As he demonstrated in his delightfully bonkers 2012 film “Holy Motors,” Carax is a master of mise-en-scene: Few directors have his acute eye for staging beauty, horror, dreamy escapism and destabilizing strangeness, often all at once. There are plenty of those moments in “Annette,” which has been arrestingly designed and shot by Florian Sanson and Caroline Champetier, respectively. But they don’t add up to much in the course of a story that encompasses sex, death, fickle audiences, celebrity culture, #MeToo-era gender politics and artistic purity. What Carax and his Sparks collaborators consider deep begins to look awfully like self-indulgence that has disappeared up its own arcana.

The thinness of “Annette’s” narrative and the unpleasantness of its music are only underscored by the virtuosity of its central performances: Although Ann is a wispy, unsubstantial character, Cotillard plays her with galvanizing, solemn focus (her singing voice is lovely, but Catherine Trottmann has been enlisted to handle the film’s operatic arias).
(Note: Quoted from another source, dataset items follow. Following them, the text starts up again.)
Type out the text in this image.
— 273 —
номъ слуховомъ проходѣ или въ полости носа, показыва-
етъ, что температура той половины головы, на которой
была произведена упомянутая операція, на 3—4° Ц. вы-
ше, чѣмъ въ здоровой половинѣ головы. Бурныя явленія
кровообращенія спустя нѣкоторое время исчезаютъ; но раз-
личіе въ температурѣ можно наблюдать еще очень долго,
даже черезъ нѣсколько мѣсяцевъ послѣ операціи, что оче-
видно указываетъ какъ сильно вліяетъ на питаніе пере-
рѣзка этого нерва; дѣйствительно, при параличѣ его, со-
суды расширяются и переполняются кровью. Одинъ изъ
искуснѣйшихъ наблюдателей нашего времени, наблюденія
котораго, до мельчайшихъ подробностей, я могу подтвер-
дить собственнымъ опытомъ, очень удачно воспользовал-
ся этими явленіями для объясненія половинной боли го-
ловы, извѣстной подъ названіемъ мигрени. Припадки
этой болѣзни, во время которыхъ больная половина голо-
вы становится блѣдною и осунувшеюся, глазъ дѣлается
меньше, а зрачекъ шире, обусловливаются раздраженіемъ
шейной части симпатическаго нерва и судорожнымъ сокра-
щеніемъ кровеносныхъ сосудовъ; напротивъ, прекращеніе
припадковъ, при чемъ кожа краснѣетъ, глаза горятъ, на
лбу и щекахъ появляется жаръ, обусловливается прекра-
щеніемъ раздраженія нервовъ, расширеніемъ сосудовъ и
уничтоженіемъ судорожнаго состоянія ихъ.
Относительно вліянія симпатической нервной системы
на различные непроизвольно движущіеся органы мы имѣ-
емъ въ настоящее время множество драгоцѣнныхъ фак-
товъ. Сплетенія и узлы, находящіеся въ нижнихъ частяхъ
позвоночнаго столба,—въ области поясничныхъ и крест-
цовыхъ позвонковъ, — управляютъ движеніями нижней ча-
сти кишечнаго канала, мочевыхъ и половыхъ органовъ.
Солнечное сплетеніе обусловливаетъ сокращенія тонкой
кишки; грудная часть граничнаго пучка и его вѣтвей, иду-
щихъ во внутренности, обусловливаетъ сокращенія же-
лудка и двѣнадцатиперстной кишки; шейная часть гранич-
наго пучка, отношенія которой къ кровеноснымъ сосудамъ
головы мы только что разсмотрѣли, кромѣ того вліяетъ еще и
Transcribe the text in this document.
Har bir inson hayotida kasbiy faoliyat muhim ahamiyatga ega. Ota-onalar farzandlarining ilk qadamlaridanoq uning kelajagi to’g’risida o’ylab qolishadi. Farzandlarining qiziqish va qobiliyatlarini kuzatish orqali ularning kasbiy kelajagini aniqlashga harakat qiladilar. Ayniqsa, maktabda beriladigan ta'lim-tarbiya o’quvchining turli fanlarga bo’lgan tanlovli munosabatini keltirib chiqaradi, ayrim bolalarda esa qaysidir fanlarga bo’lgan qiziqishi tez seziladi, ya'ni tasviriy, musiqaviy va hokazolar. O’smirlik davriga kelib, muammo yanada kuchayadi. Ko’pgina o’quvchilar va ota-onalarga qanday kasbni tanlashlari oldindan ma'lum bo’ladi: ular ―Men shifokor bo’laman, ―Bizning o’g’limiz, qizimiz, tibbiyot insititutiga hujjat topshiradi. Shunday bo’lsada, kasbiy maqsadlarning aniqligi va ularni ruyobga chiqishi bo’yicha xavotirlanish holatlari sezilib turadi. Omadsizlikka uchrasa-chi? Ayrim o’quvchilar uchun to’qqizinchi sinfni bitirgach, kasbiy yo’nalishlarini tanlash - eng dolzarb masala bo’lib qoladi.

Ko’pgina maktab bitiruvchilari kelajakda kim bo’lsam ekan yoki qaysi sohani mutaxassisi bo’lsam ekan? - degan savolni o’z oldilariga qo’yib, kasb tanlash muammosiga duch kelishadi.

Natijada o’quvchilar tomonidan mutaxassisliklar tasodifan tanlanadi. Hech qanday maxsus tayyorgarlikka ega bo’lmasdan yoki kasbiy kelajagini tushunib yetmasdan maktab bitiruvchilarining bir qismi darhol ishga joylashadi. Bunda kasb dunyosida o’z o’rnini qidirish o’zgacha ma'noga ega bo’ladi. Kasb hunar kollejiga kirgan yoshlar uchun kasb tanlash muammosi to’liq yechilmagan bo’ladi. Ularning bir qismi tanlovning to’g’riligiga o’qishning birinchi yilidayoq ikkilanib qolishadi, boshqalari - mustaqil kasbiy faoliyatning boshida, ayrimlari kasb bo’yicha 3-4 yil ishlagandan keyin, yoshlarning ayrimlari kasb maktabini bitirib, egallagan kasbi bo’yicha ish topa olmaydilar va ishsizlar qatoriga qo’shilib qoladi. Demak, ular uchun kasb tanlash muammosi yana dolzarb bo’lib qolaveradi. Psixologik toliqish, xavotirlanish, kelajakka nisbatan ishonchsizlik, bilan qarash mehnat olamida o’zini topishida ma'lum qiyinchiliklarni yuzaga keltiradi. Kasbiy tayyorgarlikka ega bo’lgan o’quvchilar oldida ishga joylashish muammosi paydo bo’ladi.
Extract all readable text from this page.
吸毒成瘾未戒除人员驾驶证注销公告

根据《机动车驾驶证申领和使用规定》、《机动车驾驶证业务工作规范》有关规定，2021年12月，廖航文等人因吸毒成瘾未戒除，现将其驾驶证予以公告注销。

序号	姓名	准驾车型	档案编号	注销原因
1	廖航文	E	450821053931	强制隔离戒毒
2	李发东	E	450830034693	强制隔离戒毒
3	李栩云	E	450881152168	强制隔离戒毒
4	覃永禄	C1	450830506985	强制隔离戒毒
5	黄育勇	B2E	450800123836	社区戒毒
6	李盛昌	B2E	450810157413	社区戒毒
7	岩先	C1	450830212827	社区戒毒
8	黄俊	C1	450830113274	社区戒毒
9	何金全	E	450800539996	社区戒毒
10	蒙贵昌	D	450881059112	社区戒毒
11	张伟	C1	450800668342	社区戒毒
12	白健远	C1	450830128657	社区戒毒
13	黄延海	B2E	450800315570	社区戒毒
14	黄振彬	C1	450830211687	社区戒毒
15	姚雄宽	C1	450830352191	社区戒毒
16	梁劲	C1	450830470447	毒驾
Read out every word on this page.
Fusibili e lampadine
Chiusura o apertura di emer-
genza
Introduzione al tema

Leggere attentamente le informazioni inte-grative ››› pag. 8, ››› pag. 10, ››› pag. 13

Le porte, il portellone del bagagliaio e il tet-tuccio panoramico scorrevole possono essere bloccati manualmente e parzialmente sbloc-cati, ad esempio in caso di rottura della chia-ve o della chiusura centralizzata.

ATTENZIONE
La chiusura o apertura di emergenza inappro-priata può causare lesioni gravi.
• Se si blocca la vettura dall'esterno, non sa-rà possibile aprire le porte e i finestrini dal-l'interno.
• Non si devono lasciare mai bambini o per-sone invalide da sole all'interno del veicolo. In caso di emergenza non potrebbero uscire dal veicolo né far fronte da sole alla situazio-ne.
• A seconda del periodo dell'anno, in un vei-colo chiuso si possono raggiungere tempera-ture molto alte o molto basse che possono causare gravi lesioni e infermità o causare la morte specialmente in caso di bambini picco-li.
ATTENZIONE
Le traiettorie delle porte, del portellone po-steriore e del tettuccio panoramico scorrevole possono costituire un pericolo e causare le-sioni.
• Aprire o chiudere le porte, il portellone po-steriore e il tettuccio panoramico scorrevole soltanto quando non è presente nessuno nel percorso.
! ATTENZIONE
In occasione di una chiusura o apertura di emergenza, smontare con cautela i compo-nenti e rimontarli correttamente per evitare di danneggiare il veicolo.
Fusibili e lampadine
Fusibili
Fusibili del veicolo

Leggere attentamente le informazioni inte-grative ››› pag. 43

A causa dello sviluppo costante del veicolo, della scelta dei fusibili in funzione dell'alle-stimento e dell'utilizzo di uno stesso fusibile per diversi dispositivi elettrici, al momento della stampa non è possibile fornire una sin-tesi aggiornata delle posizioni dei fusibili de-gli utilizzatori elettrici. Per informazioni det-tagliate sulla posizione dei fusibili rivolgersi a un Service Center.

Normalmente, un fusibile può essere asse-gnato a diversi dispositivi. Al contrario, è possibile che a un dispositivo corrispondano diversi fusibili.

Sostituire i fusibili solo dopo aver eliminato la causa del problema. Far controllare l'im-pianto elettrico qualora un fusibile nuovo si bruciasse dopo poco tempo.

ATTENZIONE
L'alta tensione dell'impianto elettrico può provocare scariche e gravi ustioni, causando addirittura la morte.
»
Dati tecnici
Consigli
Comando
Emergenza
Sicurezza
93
For his part, Driver dominates “Annette” with the same tightly coiled mix of charisma and simian menace with which Henry — whose ego comes with generous dollops of shame and self-loathing — rules his precarious roost. He handles complicated singing and choreography with impressive offhandedness; even during the film’s most exaggerated passages, his acting never feels forced or less than honest.

Driver’s achievement comes into full force in “Annette’s” sad and surprisingly affecting final scene, when Carax collapses categories in a reversal that’s both shocking and heartbreakingly sweet. “Annette’s” most infuriating mannerisms might not have been earned, but one thing remains clear: Adam Driver keeps it real, even in a movie dedicated to upending the very concept.

R. At area theaters; available Aug. 20 on Amazon. Contains sexuality, including some nudity, and strong language. 140 minutes.